I dislike escapist fiction that doesn’t let you escape because
it’s built on shaky ground and you become entirely too aware of what's simply wrong. Wrong as in untrue. I’m referring right now to Clive Cussler’s book “Arctic
Drift.” The prologue was exciting and
seaworthy, as the members of an expedition looking for a Northwest Passage get trapped in the ice of the arctic region. Ghost ships, dead men, their teeth rotting with
scurvy—the time period is the mid 19th century.
But then we’re back to the present day—or at least we think
so.

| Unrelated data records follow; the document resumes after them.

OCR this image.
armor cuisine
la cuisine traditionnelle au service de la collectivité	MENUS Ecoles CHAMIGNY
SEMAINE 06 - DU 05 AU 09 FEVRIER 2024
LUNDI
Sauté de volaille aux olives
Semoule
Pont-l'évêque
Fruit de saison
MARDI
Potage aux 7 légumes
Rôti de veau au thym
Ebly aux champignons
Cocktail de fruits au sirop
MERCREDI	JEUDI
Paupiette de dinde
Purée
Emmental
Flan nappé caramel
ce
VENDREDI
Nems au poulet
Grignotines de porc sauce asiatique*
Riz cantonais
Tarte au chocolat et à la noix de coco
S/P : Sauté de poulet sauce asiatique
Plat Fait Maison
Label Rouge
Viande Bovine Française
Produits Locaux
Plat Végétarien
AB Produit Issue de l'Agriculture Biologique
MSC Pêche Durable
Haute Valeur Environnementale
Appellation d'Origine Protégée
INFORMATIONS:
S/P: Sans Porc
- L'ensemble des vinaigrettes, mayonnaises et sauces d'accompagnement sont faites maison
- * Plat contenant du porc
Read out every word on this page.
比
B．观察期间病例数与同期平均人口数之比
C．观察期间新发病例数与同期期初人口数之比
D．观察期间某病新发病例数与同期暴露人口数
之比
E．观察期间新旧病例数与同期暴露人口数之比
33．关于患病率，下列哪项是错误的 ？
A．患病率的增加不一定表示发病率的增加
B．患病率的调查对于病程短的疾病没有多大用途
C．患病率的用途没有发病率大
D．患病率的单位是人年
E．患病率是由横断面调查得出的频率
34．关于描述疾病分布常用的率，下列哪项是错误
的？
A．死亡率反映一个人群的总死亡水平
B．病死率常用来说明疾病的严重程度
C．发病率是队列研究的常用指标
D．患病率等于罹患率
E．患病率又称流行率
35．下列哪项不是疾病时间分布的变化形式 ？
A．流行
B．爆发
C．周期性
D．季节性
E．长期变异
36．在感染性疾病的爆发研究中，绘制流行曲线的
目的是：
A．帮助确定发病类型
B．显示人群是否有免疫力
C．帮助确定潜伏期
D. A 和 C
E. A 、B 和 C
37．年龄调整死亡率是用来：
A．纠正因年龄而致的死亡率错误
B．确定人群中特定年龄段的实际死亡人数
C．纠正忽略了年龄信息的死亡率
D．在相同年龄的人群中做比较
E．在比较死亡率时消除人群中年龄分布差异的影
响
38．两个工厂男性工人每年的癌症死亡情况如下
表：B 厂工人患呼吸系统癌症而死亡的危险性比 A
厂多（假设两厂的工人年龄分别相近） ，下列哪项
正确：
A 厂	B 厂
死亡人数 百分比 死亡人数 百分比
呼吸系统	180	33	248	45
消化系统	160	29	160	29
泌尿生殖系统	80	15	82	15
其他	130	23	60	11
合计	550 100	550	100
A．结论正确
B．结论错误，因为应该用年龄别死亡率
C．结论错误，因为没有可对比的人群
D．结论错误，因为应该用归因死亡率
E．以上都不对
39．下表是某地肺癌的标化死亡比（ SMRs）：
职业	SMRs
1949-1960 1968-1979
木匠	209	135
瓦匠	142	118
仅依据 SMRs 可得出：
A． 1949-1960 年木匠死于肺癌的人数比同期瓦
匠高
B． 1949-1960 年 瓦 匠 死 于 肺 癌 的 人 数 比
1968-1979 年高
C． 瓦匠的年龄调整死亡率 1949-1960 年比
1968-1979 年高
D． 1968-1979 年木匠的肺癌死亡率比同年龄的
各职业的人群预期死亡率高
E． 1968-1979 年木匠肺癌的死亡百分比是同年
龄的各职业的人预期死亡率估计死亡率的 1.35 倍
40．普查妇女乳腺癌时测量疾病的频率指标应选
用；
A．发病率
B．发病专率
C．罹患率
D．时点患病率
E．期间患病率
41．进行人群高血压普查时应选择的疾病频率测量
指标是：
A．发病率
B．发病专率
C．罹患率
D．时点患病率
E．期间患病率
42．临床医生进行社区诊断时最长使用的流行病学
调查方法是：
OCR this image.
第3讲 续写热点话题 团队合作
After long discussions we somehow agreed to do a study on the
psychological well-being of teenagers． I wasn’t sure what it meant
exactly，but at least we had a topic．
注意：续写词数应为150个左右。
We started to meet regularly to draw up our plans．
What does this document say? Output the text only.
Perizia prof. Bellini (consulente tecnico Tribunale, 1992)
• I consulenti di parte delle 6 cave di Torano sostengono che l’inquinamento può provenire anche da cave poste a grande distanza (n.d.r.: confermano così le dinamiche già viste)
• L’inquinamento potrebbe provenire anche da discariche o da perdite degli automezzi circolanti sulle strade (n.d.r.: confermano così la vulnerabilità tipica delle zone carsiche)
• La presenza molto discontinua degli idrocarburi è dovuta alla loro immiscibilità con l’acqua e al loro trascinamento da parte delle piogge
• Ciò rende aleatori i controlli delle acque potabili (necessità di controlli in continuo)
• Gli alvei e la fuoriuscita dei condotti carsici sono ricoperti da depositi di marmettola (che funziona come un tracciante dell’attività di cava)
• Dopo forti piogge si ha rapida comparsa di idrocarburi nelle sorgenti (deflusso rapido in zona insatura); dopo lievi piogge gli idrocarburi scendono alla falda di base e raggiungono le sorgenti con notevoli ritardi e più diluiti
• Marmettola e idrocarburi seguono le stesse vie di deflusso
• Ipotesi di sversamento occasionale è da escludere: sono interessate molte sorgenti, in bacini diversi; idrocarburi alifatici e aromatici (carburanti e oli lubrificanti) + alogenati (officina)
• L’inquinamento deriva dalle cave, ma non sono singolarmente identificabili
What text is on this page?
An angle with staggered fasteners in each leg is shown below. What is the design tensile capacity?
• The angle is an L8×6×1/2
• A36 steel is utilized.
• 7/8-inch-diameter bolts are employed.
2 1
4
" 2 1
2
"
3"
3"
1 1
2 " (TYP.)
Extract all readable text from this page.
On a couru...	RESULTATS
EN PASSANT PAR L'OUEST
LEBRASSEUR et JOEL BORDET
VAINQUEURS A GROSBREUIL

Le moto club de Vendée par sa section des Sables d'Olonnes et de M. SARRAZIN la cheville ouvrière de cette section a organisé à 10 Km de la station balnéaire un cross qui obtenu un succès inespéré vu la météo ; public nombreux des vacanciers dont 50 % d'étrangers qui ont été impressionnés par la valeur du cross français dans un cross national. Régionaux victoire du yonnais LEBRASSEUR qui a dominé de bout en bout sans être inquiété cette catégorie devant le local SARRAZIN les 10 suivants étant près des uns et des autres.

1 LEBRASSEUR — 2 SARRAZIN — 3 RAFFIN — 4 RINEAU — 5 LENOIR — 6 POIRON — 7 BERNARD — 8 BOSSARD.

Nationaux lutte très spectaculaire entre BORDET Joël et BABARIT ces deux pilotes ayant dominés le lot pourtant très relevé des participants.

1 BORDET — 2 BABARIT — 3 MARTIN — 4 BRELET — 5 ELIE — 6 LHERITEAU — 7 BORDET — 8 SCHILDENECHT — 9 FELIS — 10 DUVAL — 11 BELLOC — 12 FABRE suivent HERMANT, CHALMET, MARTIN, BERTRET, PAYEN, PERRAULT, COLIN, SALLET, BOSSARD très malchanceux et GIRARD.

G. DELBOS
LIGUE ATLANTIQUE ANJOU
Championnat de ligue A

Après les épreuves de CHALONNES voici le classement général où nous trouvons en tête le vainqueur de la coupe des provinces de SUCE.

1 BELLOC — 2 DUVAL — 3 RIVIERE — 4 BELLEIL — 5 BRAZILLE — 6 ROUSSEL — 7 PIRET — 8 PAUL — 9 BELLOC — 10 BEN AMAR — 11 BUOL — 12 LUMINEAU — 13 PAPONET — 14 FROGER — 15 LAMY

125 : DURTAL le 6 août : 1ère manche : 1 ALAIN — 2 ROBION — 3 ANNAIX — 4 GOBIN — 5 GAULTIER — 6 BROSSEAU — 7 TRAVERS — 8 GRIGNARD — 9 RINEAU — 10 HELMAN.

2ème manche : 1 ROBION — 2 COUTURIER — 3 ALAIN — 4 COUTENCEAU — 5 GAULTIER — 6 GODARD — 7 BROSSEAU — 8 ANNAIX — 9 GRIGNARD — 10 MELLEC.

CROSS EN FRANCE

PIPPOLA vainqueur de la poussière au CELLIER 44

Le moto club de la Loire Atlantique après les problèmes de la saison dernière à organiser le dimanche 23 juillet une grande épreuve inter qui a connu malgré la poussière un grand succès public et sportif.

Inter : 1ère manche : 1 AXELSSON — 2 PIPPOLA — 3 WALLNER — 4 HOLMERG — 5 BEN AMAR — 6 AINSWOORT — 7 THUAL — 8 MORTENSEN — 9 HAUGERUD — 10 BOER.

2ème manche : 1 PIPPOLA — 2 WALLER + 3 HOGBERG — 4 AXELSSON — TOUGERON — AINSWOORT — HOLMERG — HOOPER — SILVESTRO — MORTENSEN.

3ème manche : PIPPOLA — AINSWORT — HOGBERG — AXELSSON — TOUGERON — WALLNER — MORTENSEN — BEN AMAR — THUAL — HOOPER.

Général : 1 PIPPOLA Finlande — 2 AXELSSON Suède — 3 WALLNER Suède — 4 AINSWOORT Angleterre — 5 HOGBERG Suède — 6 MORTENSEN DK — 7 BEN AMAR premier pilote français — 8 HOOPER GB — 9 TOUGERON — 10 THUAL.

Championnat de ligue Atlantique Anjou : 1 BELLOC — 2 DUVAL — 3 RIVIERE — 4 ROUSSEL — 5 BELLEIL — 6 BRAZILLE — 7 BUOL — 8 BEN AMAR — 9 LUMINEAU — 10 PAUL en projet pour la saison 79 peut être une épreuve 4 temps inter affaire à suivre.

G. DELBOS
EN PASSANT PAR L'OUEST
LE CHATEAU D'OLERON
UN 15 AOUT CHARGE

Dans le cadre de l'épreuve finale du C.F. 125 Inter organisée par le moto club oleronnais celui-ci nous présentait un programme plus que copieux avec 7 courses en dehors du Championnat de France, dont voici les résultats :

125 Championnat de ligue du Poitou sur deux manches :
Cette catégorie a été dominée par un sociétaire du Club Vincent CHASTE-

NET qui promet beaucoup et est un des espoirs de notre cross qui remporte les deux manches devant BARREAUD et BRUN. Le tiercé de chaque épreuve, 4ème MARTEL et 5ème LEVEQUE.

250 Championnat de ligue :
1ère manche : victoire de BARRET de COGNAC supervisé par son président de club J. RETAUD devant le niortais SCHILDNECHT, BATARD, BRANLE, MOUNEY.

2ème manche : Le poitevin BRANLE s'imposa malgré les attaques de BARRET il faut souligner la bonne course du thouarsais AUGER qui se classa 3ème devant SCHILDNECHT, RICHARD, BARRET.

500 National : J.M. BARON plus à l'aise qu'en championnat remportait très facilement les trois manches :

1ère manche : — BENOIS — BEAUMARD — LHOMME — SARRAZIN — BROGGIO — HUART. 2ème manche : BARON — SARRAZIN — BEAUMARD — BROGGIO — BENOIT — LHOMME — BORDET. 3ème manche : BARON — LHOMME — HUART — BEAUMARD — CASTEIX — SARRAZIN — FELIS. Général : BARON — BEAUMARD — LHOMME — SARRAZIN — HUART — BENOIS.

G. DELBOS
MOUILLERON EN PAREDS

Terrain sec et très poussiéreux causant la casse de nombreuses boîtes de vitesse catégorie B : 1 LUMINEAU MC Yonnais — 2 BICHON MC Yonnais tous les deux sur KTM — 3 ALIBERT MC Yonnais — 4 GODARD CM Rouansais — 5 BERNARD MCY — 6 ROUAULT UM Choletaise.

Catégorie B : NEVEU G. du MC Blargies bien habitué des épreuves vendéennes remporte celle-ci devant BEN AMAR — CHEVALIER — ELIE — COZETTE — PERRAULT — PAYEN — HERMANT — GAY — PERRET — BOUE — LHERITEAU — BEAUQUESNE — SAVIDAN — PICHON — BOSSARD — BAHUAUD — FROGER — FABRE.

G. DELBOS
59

It’s not the present day where the U.S. and the rest of the world is
drowning in a sea of shale oil and natural gas. It’s not that because that’s the real world.
Instead you have to escape to a world where, as Cussler’s fiction says, Iran
has cut off the sale of oil to the rest of the world. In the real world, of course, Iran is
desperate to sell oil and being creamed by low oil prices stemming from record
U.S. production that has even the Saudis screaming.
“Arctic Drift” then goes on to detail how the U.S. president
is worried about an economic crisis
caused by this scarcity of petroleum.
This occurs at the same time Cussler launches into the literary
equivalent of a hissy fit over “global warming,” which, as you may know, is a
contagious disease he may have picked up from standing near Al Gore.